C'est la quatrième fois qu'Israël cible ce bastion du Hezbollah depuis le cessez-le-feu qui a mis fin à un an de conflit avec le mouvement islamiste fin novembre. Il s'agit des frappes les plus violentes depuis lors.
Des milliers d'habitants de la banlieue sud s'étaient précipités jeudi soir dans les rues pour fuir le secteur, après un appel de l'armée israélienne à évacuer.
Vendredi matin, un journaliste de l'AFP sur place a vu d'importantes destructions tandis que certains habitants, qui avaient fui à la hâte jeudi soir à la veille de l'Aïd al-Adha, la plus importante fête musulmane, rentraient chez eux.
"Il n'y aura pas de calme à Beyrouth ni d'ordre ou de stabilité au Liban sans sécurité pour l'Etat d'Israël, les accords doivent être respectés et si vous ne faites pas ce qu'il faut, nous continuerons à agir, et avec une grande force", a déclaré vendredi le ministre israélien de la Défense, Israël Katz.
La banlieue sud, où l'armée israélienne a déclaré avoir visé des cibles appartenant à "l'unité aérienne" du Hezbollah, a été touchée jeudi soir par une dizaine de frappes dont deux "très violentes", selon l'agence de presse libanaise Ani.
Le président libanais Joseph Aoun a dénoncé une "violation flagrante" du cessez-le-feu et le Premier ministre Nawaf Salam a appelé la communauté internationale à "assumer ses responsabilités pour dissuader Israël de poursuivre ses attaques".
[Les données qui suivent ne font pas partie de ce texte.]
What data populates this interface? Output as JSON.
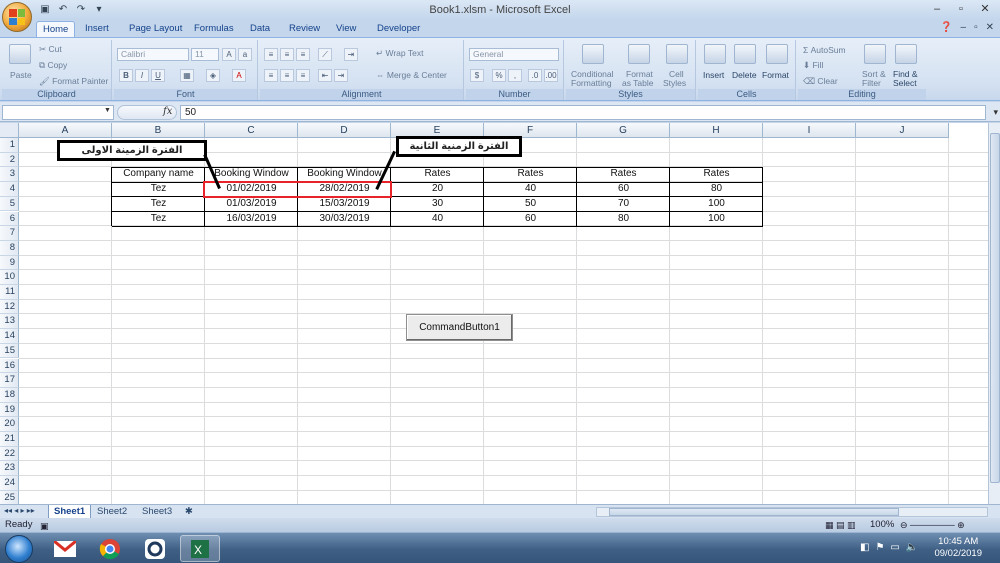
{
  "window": {
    "title": "Book1.xlsm - Microsoft Excel"
  },
  "tabs": [
    "Home",
    "Insert",
    "Page Layout",
    "Formulas",
    "Data",
    "Review",
    "View",
    "Developer"
  ],
  "ribbon": {
    "clipboard": {
      "paste": "Paste",
      "cut": "Cut",
      "copy": "Copy",
      "format_painter": "Format Painter",
      "label": "Clipboard"
    },
    "font": {
      "name": "Calibri",
      "size": "11",
      "bold": "B",
      "italic": "I",
      "underline": "U",
      "label": "Font"
    },
    "alignment": {
      "wrap": "Wrap Text",
      "merge": "Merge & Center",
      "label": "Alignment"
    },
    "number": {
      "format": "General",
      "currency": "$",
      "percent": "%",
      "comma": ",",
      "label": "Number"
    },
    "styles": {
      "conditional": "Conditional",
      "conditional2": "Formatting",
      "format_table": "Format",
      "format_table2": "as Table",
      "cell_styles": "Cell",
      "cell_styles2": "Styles",
      "label": "Styles"
    },
    "cells": {
      "insert": "Insert",
      "delete": "Delete",
      "format": "Format",
      "label": "Cells"
    },
    "editing": {
      "autosum": "AutoSum",
      "fill": "Fill",
      "clear": "Clear",
      "sort": "Sort &",
      "sort2": "Filter",
      "find": "Find &",
      "find2": "Select",
      "label": "Editing"
    }
  },
  "formula_bar": {
    "fx": "fx",
    "value": "50"
  },
  "columns": [
    "A",
    "B",
    "C",
    "D",
    "E",
    "F",
    "G",
    "H",
    "I",
    "J"
  ],
  "rows": [
    "1",
    "2",
    "3",
    "4",
    "5",
    "6",
    "7",
    "8",
    "9",
    "10",
    "11",
    "12",
    "13",
    "14",
    "15",
    "16",
    "17",
    "18",
    "19",
    "20",
    "21",
    "22",
    "23",
    "24",
    "25"
  ],
  "table": {
    "headers": [
      "Company name",
      "Booking Window",
      "Booking Window",
      "Rates",
      "Rates",
      "Rates",
      "Rates"
    ],
    "rows": [
      [
        "Tez",
        "01/02/2019",
        "28/02/2019",
        "20",
        "40",
        "60",
        "80"
      ],
      [
        "Tez",
        "01/03/2019",
        "15/03/2019",
        "30",
        "50",
        "70",
        "100"
      ],
      [
        "Tez",
        "16/03/2019",
        "30/03/2019",
        "40",
        "60",
        "80",
        "100"
      ]
    ]
  },
  "callouts": {
    "first": "الفترة الزمينة الاولى",
    "second": "الفترة الزمنية الثانية"
  },
  "command_button": "CommandButton1",
  "sheets": [
    "Sheet1",
    "Sheet2",
    "Sheet3"
  ],
  "status": {
    "ready": "Ready",
    "zoom": "100%"
  },
  "taskbar": {
    "time": "10:45 AM",
    "date": "09/02/2019"
  },
  "colors": {
    "highlight": "#e8232a",
    "ribbon": "#d5e2f2",
    "taskbar": "#3f5f84"
  }
}
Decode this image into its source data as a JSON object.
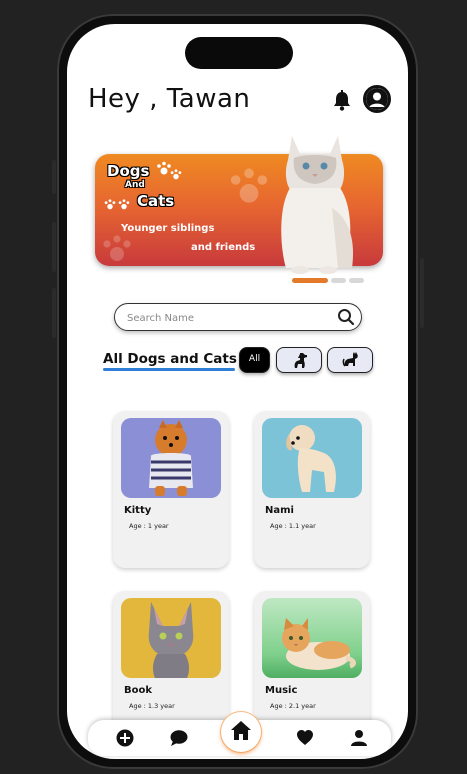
{
  "header": {
    "greeting": "Hey , Tawan",
    "notification_icon": "bell-icon",
    "profile_icon": "user-circle-icon"
  },
  "banner": {
    "title_line1": "Dogs",
    "title_line2": "And",
    "title_line3": "Cats",
    "subtitle_line1": "Younger siblings",
    "subtitle_line2": "and friends",
    "gradient_colors": [
      "#ef8a22",
      "#e76730",
      "#c83a3c"
    ],
    "carousel": {
      "pages": 3,
      "active_index": 0
    }
  },
  "search": {
    "placeholder": "Search Name",
    "value": "",
    "icon": "search-icon"
  },
  "filters": {
    "section_title": "All Dogs and Cats",
    "chips": [
      {
        "label": "All",
        "active": true
      },
      {
        "label": "",
        "icon": "dog-icon",
        "active": false
      },
      {
        "label": "",
        "icon": "cat-icon",
        "active": false
      }
    ]
  },
  "pets": [
    {
      "name": "Kitty",
      "age": "Age : 1 year",
      "photo_bg": "#8b8fd6"
    },
    {
      "name": "Nami",
      "age": "Age : 1.1 year",
      "photo_bg": "#7cc3d8"
    },
    {
      "name": "Book",
      "age": "Age : 1.3 year",
      "photo_bg": "#e2b73c"
    },
    {
      "name": "Music",
      "age": "Age : 2.1 year",
      "photo_bg": "#7fd08c"
    }
  ],
  "tabbar": {
    "items": [
      {
        "icon": "plus-circle-icon",
        "active": false
      },
      {
        "icon": "chat-icon",
        "active": false
      },
      {
        "icon": "home-icon",
        "active": true
      },
      {
        "icon": "heart-icon",
        "active": false
      },
      {
        "icon": "user-icon",
        "active": false
      }
    ]
  },
  "colors": {
    "accent_orange": "#e27a2a",
    "underline_blue": "#2f7fd6",
    "chip_bg": "#e7e9f5"
  }
}
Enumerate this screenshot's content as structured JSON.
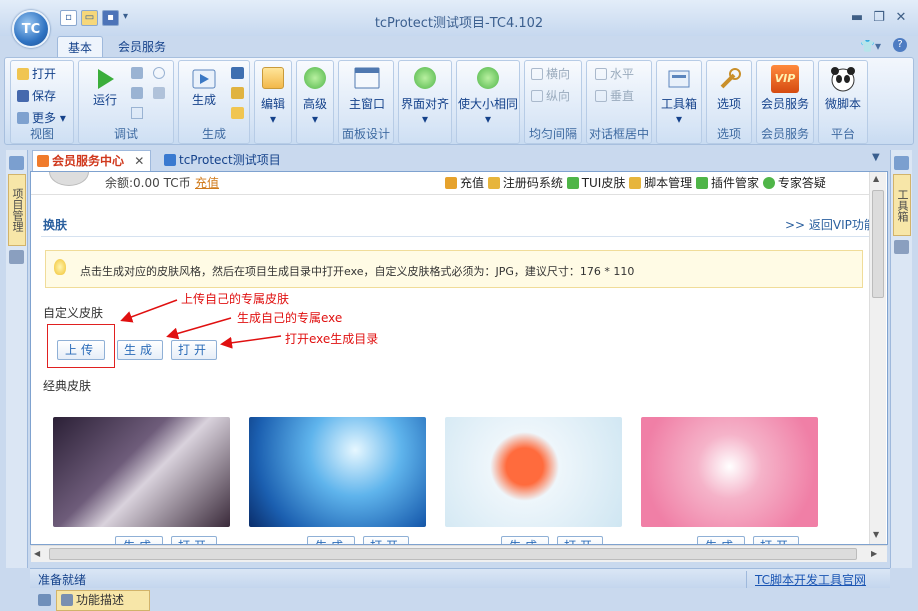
{
  "window": {
    "title": "tcProtect测试项目-TC4.102",
    "app_button": "TC"
  },
  "ribbon_tabs": [
    "基本",
    "会员服务"
  ],
  "ribbon": {
    "view": {
      "open": "打开",
      "save": "保存",
      "more": "更多",
      "label": "视图"
    },
    "debug": {
      "run": "运行",
      "label": "调试"
    },
    "generate": {
      "gen": "生成",
      "label": "生成"
    },
    "edit": {
      "edit": "编辑"
    },
    "advanced": {
      "adv": "高级"
    },
    "panel": {
      "main_window": "主窗口",
      "label": "面板设计"
    },
    "align": {
      "interface_align": "界面对齐"
    },
    "size": {
      "same_size": "使大小相同"
    },
    "spacing": {
      "horizontal": "横向",
      "vertical": "纵向",
      "label": "均匀间隔"
    },
    "center": {
      "horizontal": "水平",
      "vertical": "垂直",
      "label": "对话框居中"
    },
    "toolbox": {
      "label": "工具箱"
    },
    "options": {
      "btn": "选项",
      "label": "选项"
    },
    "member": {
      "btn": "会员服务",
      "label": "会员服务",
      "vip": "VIP"
    },
    "platform": {
      "btn": "微脚本",
      "label": "平台"
    }
  },
  "doc_tabs": [
    "会员服务中心",
    "tcProtect测试项目"
  ],
  "side": {
    "left_tab": "项目管理",
    "right_tab": "工具箱"
  },
  "content": {
    "balance": "余额:0.00 TC币",
    "recharge_link": "充值",
    "top_links": [
      "充值",
      "注册码系统",
      "TUI皮肤",
      "脚本管理",
      "插件管家",
      "专家答疑"
    ],
    "section_title": "换肤",
    "back_link": ">> 返回VIP功能",
    "notice": "点击生成对应的皮肤风格，然后在项目生成目录中打开exe，自定义皮肤格式必须为：JPG，建议尺寸：176 * 110",
    "custom_label": "自定义皮肤",
    "buttons": {
      "upload": "上传",
      "generate": "生成",
      "open": "打开"
    },
    "annotations": [
      "上传自己的专属皮肤",
      "生成自己的专属exe",
      "打开exe生成目录"
    ],
    "classic_label": "经典皮肤",
    "classic_buttons": {
      "generate": "生成",
      "open": "打开"
    }
  },
  "status": {
    "left": "准备就绪",
    "right_link": "TC脚本开发工具官网"
  },
  "bottom": {
    "tab": "功能描述"
  }
}
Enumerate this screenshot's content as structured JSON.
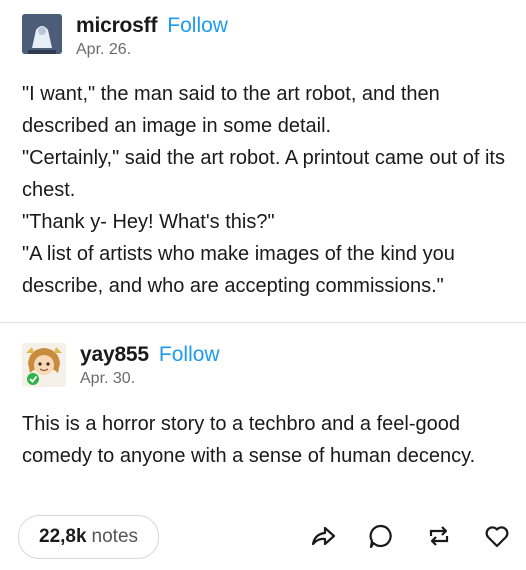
{
  "posts": [
    {
      "username": "microsff",
      "follow_label": "Follow",
      "date": "Apr. 26.",
      "avatar_icon": "robot-avatar-icon",
      "paragraphs": [
        "\"I want,\" the man said to the art robot, and then described an image in some detail.",
        "\"Certainly,\" said the art robot. A printout came out of its chest.",
        "\"Thank y- Hey! What's this?\"",
        "\"A list of artists who make images of the kind you describe, and who are accepting commissions.\""
      ]
    },
    {
      "username": "yay855",
      "follow_label": "Follow",
      "date": "Apr. 30.",
      "avatar_icon": "character-avatar-icon",
      "paragraphs": [
        "This is a horror story to a techbro and a feel-good comedy to anyone with a sense of human decency."
      ]
    }
  ],
  "footer": {
    "notes_count": "22,8k",
    "notes_label": "notes",
    "actions": [
      "share-icon",
      "reply-icon",
      "reblog-icon",
      "like-icon"
    ]
  },
  "colors": {
    "follow": "#1d9bf0",
    "text": "#1a1a1a",
    "muted": "#6b6b6b"
  }
}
L'armée libanaise a déclaré qu'elle avait "commencé dès l'annonce des menaces israéliennes", la veille, à se coordonner avec le comité chargé de superviser le cessez-le-feu, dont Paris et Washington font partie, "afin d'empêcher l'agression".
Elle a également affirmé avoir inspecté plusieurs sites, "malgré le refus de l'ennemi".
"L'insistance de l'ennemi israélien à violer cet accord et à refuser de coopérer avec le comité (...) ne fait qu'affaiblir le rôle du comité et celui de l'armée", a-t-elle poursuivi, menaçant de suspendre sa coopération avec le comité "en ce qui concerne l'inspection des sites".